Any discussions, agreements, or promises made by the licensing party are not binding. Instead, only those terms and conditions that are contained specifically in the license/contract are considered to be part of the agreement. For example, you can not later sue the licensee for its promise in an email or stated in person to give you a photo credit if it was not in the contract.
The Agreement’s terms can be modified only by an instrument in writing signed by both parties.
After you sign the contract, you may modify it if both of the parties (you and the licensee) agree in writing to change the contract. It is, in effect, a new contract. Both are binding except for the new terms of the second contract that conflict with the first contract.
The laws of [state] govern this Agreement. By signing this Agreement, Photographer consents to personal jurisdiction by and venue in the state and federal courts of the [state].
Here you are agreeing to be subject to a lawsuit in the state listed in the Agreement, which usually is where the licensee is. If, for example, you live in Florida and the licensee, who lives in Oregon, sues you there for breaching the agreement, you will have a long way to travel to defend a suit.
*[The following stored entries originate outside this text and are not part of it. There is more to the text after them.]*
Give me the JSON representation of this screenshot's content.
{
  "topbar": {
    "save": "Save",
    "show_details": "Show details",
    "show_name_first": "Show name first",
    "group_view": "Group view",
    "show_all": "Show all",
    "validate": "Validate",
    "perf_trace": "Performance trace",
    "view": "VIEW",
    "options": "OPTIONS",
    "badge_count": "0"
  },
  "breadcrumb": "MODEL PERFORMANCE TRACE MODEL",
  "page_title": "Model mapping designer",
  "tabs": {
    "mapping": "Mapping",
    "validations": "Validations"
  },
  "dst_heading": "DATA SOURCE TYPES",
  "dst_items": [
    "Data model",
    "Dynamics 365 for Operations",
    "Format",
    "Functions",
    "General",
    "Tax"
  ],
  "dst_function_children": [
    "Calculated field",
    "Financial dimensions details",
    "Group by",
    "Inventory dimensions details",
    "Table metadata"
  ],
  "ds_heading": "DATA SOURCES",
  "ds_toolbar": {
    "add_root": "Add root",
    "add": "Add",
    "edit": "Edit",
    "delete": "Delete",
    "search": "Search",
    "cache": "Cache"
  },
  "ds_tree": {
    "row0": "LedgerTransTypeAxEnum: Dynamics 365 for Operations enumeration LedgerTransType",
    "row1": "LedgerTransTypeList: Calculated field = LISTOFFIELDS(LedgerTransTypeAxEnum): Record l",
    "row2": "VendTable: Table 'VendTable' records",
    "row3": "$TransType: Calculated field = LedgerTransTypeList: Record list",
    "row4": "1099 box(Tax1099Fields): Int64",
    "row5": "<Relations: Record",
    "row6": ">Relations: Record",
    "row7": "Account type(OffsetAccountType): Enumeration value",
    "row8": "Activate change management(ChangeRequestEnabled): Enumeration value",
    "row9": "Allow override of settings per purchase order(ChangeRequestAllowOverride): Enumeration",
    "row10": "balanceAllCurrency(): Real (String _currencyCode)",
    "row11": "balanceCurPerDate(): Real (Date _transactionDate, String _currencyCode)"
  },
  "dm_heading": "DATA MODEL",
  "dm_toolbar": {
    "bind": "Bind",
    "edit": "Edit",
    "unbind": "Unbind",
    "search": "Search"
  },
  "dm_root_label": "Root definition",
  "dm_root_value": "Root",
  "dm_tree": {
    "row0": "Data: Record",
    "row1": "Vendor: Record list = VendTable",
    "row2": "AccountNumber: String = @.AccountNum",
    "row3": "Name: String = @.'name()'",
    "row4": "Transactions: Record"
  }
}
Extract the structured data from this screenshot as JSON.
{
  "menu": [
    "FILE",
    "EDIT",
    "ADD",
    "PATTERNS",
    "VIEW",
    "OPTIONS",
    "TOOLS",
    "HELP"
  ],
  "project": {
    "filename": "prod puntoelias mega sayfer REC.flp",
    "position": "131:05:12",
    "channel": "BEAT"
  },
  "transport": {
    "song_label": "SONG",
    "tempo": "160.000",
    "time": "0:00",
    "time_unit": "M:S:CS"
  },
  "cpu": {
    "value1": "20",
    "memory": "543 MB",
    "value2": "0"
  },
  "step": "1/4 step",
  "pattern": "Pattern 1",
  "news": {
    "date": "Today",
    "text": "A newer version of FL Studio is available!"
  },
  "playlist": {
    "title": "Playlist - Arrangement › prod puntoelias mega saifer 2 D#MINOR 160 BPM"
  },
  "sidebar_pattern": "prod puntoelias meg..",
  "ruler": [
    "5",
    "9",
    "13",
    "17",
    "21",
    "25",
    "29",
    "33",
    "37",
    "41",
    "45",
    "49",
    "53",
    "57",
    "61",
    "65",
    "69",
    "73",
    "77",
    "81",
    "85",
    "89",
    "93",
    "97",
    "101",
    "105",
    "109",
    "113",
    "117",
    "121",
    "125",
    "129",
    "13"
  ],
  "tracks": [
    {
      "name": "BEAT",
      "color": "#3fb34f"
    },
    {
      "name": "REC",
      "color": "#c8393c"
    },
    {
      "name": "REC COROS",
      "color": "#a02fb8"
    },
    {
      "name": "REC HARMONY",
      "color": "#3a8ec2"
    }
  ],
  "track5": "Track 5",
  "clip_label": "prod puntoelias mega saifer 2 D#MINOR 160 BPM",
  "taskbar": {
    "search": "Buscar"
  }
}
You also likely will be unable to sue the licensee in Florida (unless you can show the licensee has a presence in Florida) for breaching the contract.
Photographer and [client] intend this to be a contract for services and each considers the products and results of the services to be rendered by Photographer hereunder (the “Work”) to be a work made for hire.
A photographer owns the copyright for images that they create, unless the creation of those images falls into the “work-for-hire” category. A work-for-hire relationship is created in two situations: (1) the photographer is an employee hired to photograph for the employer – an example would be a photojournalist who is an employee of a newspaper; or (2) the photographer is hired to provide photographs for collective works or compilations and signs a written agreement that specifically states that the work is to be considered a work made for hire. Therefore, freelance photographers are subjected to work-for-hire status only when they agree to it contractually. Work-for-hire provisions are usually negotiable and monetary considerations should be included when photographers are asked to give up their copyrights.
Either of the following in similar form:
I hereby sell, assign and transfer in perpetuity to [client] all world-wide rights, title, and interest in all photographs, copyrights (including the right to register the copyright and any renewals or reversions thereof) derivative works, and any other material and/or intellectual property embodied in the material created.
[Client] has exclusive worldwide rights to distribute, sell, and/or license distribution of the Submission, or excerpts of the Submission, or derivatives of the Submission.
In the photography industry, these are known as “rights grabs.” Either of these phrases will, in effect, transfer your copyrights to the other party. Be sure that you intend to do so and get paid accordingly.
Ignorance of the law is no excuse. Once you have taken steps to share your work with the world, take those steps necessary to protect it.
Take my advice; get professional help.